We deduplicated the fastq reads and obtained the counts by Kallisto and tximport (gene level). What we see from the raw counts (un-normalized data) is a negative correlation (within each plate and across all plates) between the number of detected genes (genes with count > 0) and the library size which we think it is unexpected. The negative correlation coefficients range from -0.25 to -0.5. Similar relationship holds between the spike-in total counts and the detected genes. Our library sizes range from 200,000 to 2,000,000 (roughly).
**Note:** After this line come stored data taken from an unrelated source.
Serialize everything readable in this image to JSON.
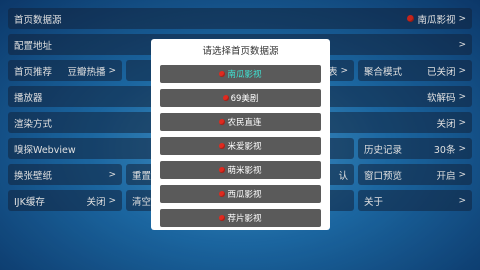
{
  "rows": {
    "home_source": {
      "label": "首页数据源",
      "value": "南瓜影视",
      "chev": ">"
    },
    "config_url": {
      "label": "配置地址",
      "chev": ">"
    },
    "home_recommend": {
      "label": "首页推荐",
      "value": "豆瓣热播",
      "chev": ">"
    },
    "player": {
      "label": "播放器",
      "value": "软解码",
      "chev": ">"
    },
    "render_mode": {
      "label": "渲染方式",
      "value": "关闭",
      "chev": ">"
    },
    "sniff_webview": {
      "label": "嗅探Webview",
      "chev": ">"
    },
    "wallpaper": {
      "label": "换张壁纸",
      "chev": ">"
    },
    "reset_hint": {
      "label": "重置"
    },
    "ijk_cache": {
      "label": "IJK缓存",
      "value": "关闭",
      "chev": ">"
    },
    "clear_hint": {
      "label": "清空"
    },
    "mode_hint": {
      "label": "表",
      "chev": ">"
    },
    "aggregate_mode": {
      "label": "聚合模式",
      "value": "已关闭",
      "chev": ">"
    },
    "history": {
      "label": "历史记录",
      "value": "30条",
      "chev": ">"
    },
    "window_preview": {
      "label": "窗口预览",
      "value": "开启",
      "chev": ">"
    },
    "about": {
      "label": "关于",
      "chev": ">"
    },
    "hidden_suffix": {
      "label": "认"
    }
  },
  "dialog": {
    "title": "请选择首页数据源",
    "options": [
      {
        "label": "南瓜影视",
        "selected": true
      },
      {
        "label": "69美剧",
        "selected": false
      },
      {
        "label": "农民直连",
        "selected": false
      },
      {
        "label": "米爱影视",
        "selected": false
      },
      {
        "label": "萌米影视",
        "selected": false
      },
      {
        "label": "西瓜影视",
        "selected": false
      },
      {
        "label": "荐片影视",
        "selected": false
      }
    ]
  },
  "colors": {
    "dot": "#e02a1f",
    "selected_text": "#3fe4d4",
    "option_bg": "#5a5a5a"
  }
}
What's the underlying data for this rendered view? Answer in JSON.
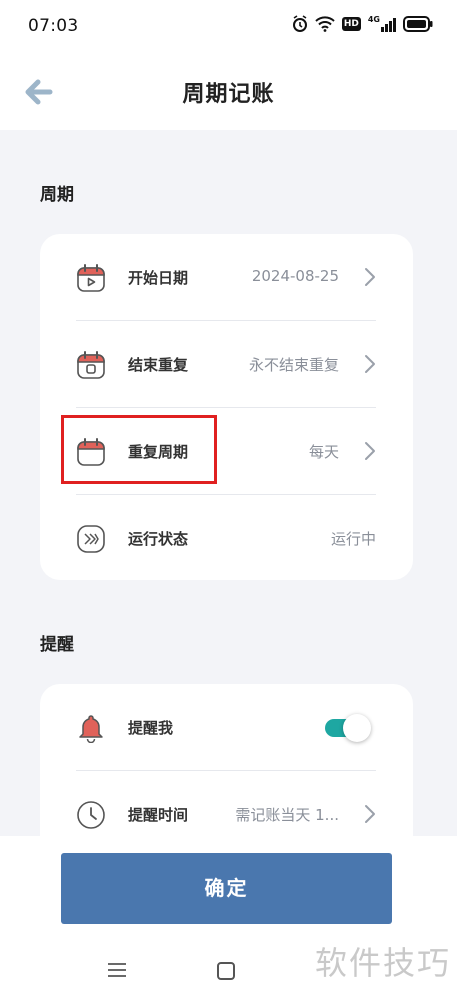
{
  "status_bar": {
    "time": "07:03",
    "icons": [
      "alarm-icon",
      "wifi-icon",
      "hd-icon",
      "signal-4g-icon",
      "battery-icon"
    ],
    "hd_label": "HD",
    "network_label": "4G"
  },
  "header": {
    "title": "周期记账",
    "back_icon": "arrow-left-icon"
  },
  "period_section": {
    "title": "周期",
    "rows": [
      {
        "label": "开始日期",
        "value": "2024-08-25",
        "icon": "calendar-play-icon"
      },
      {
        "label": "结束重复",
        "value": "永不结束重复",
        "icon": "calendar-stop-icon"
      },
      {
        "label": "重复周期",
        "value": "每天",
        "icon": "calendar-icon"
      },
      {
        "label": "运行状态",
        "value": "运行中",
        "icon": "fast-forward-icon"
      }
    ]
  },
  "reminder_section": {
    "title": "提醒",
    "rows": [
      {
        "label": "提醒我",
        "icon": "bell-icon",
        "toggle_on": true
      },
      {
        "label": "提醒时间",
        "value": "需记账当天 1...",
        "icon": "clock-icon"
      }
    ]
  },
  "footer": {
    "confirm_label": "确定",
    "watermark": "软件技巧"
  },
  "colors": {
    "accent_button": "#4a77ae",
    "toggle_on": "#1ea7a2",
    "icon_red": "#e0625a",
    "highlight": "#e02020"
  }
}
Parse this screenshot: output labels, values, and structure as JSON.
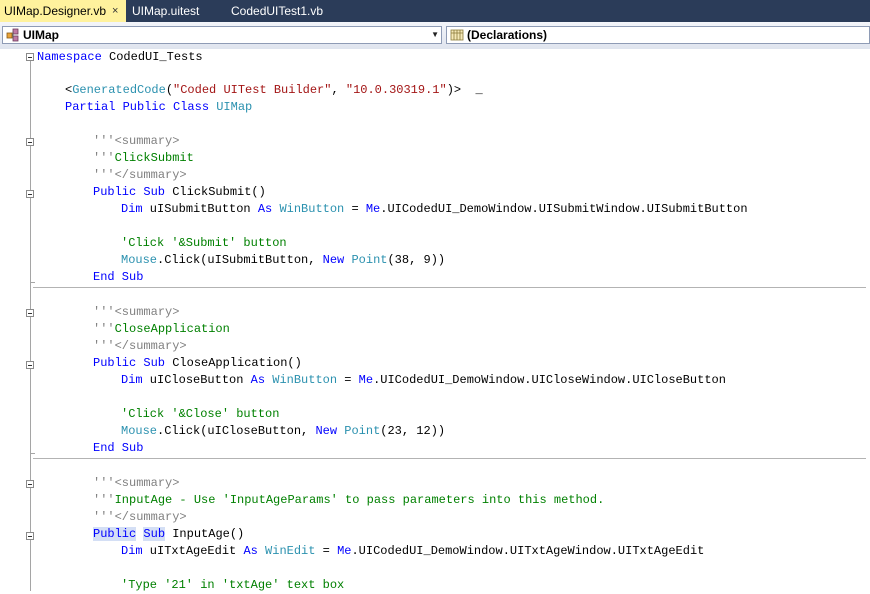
{
  "tabs": [
    {
      "label": "UIMap.Designer.vb",
      "active": true
    },
    {
      "label": "UIMap.uitest",
      "active": false
    },
    {
      "label": "CodedUITest1.vb",
      "active": false
    }
  ],
  "tab_close_glyph": "×",
  "navbar": {
    "type_combo": {
      "icon": "class-icon",
      "value": "UIMap"
    },
    "member_combo": {
      "icon": "declarations-icon",
      "value": "(Declarations)"
    }
  },
  "code": {
    "ns_kw": "Namespace",
    "ns_name": " CodedUI_Tests",
    "attr_open": "<",
    "attr_type": "GeneratedCode",
    "attr_paren": "(",
    "attr_str1": "\"Coded UITest Builder\"",
    "attr_comma": ", ",
    "attr_str2": "\"10.0.30319.1\"",
    "attr_close": ")>  _",
    "class_kw": "Partial Public Class",
    "class_name": "UIMap",
    "xml_prefix": "'''",
    "xml_summary_open": "<summary>",
    "xml_summary_close": "</summary>",
    "m1": {
      "doc": "ClickSubmit",
      "sig_kw": "Public Sub",
      "sig_rest": " ClickSubmit()",
      "dim_kw": "Dim",
      "dim_var": " uISubmitButton ",
      "as_kw": "As",
      "dim_type": "WinButton",
      "dim_eq": " = ",
      "me_kw": "Me",
      "dim_path": ".UICodedUI_DemoWindow.UISubmitWindow.UISubmitButton",
      "comment": "'Click '&Submit' button",
      "mouse": "Mouse",
      "click": ".Click(uISubmitButton, ",
      "new_kw": "New",
      "point_type": "Point",
      "args": "(38, 9))",
      "end": "End Sub"
    },
    "m2": {
      "doc": "CloseApplication",
      "sig_kw": "Public Sub",
      "sig_rest": " CloseApplication()",
      "dim_kw": "Dim",
      "dim_var": " uICloseButton ",
      "as_kw": "As",
      "dim_type": "WinButton",
      "dim_eq": " = ",
      "me_kw": "Me",
      "dim_path": ".UICodedUI_DemoWindow.UICloseWindow.UICloseButton",
      "comment": "'Click '&Close' button",
      "mouse": "Mouse",
      "click": ".Click(uICloseButton, ",
      "new_kw": "New",
      "point_type": "Point",
      "args": "(23, 12))",
      "end": "End Sub"
    },
    "m3": {
      "doc": "InputAge - Use 'InputAgeParams' to pass parameters into this method.",
      "sig_kw1": "Public",
      "sig_kw2": "Sub",
      "sig_rest": " InputAge()",
      "dim_kw": "Dim",
      "dim_var": " uITxtAgeEdit ",
      "as_kw": "As",
      "dim_type": "WinEdit",
      "dim_eq": " = ",
      "me_kw": "Me",
      "dim_path": ".UICodedUI_DemoWindow.UITxtAgeWindow.UITxtAgeEdit",
      "comment": "'Type '21' in 'txtAge' text box"
    }
  }
}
Has anyone encountered such a relationship before? We think that it might affect the accuracy of the downstream spike-in normalization and differential expression, so we are not sure which type of normalization is best for our data.

Thank you, Mike

single cell RNA-seq • 2.3k views

ADD COMMENT • link 6.4 years ago by mefthymios • 0

0

Entering edit mode

can you share the plot?

and can you check the most strongly expressed genes per cell? my first guess would be that many reads might be scavenged by ribosomal or other highly abundant transcripts, thereby reducing the diversity of transcripts despite an increased sequencing depth, but it would indeed be surprising if that was a consistent effect.

ADD REPLY • link 6.4 years ago by Friederike 8.9k

score 0 · Answer 1 · 2017-11-15

Hello Friederike,

Thank you for your reply. I have uploaded an example (Plate 5) here: https://ibb.co/eH9gXm (I hope you can see it). I see these patterns in approximately 80% of the plates, thus it seems to me it is a systematic effect. I have two types of mice, a healthy and a diseased type. Cells from both mice were loaded in each plate at pre-defined positions (the well IDs of the "healthy" and "diseased" cells are the same across plates). I wonder if these differences could be explained from the Nextera barcodes (also the same across plates) but maybe not since I see the anti-correlation within Healthy and Disease.

The list of the top 50 most strongly expressed genes is enriched in mt genes and some others (e.g. Gsn, Dcn, Actb, Malat1 etc) that we expected to be highly expressed due to the cell types we capture. The variability of the mt genes is relatively low across all cells.

Thank you again. Mike

PS. I just realized that the library sizes are shifted by 1,000,000 and the x-axis shows some negative values. The relationship of the library size and the detected genes is correct.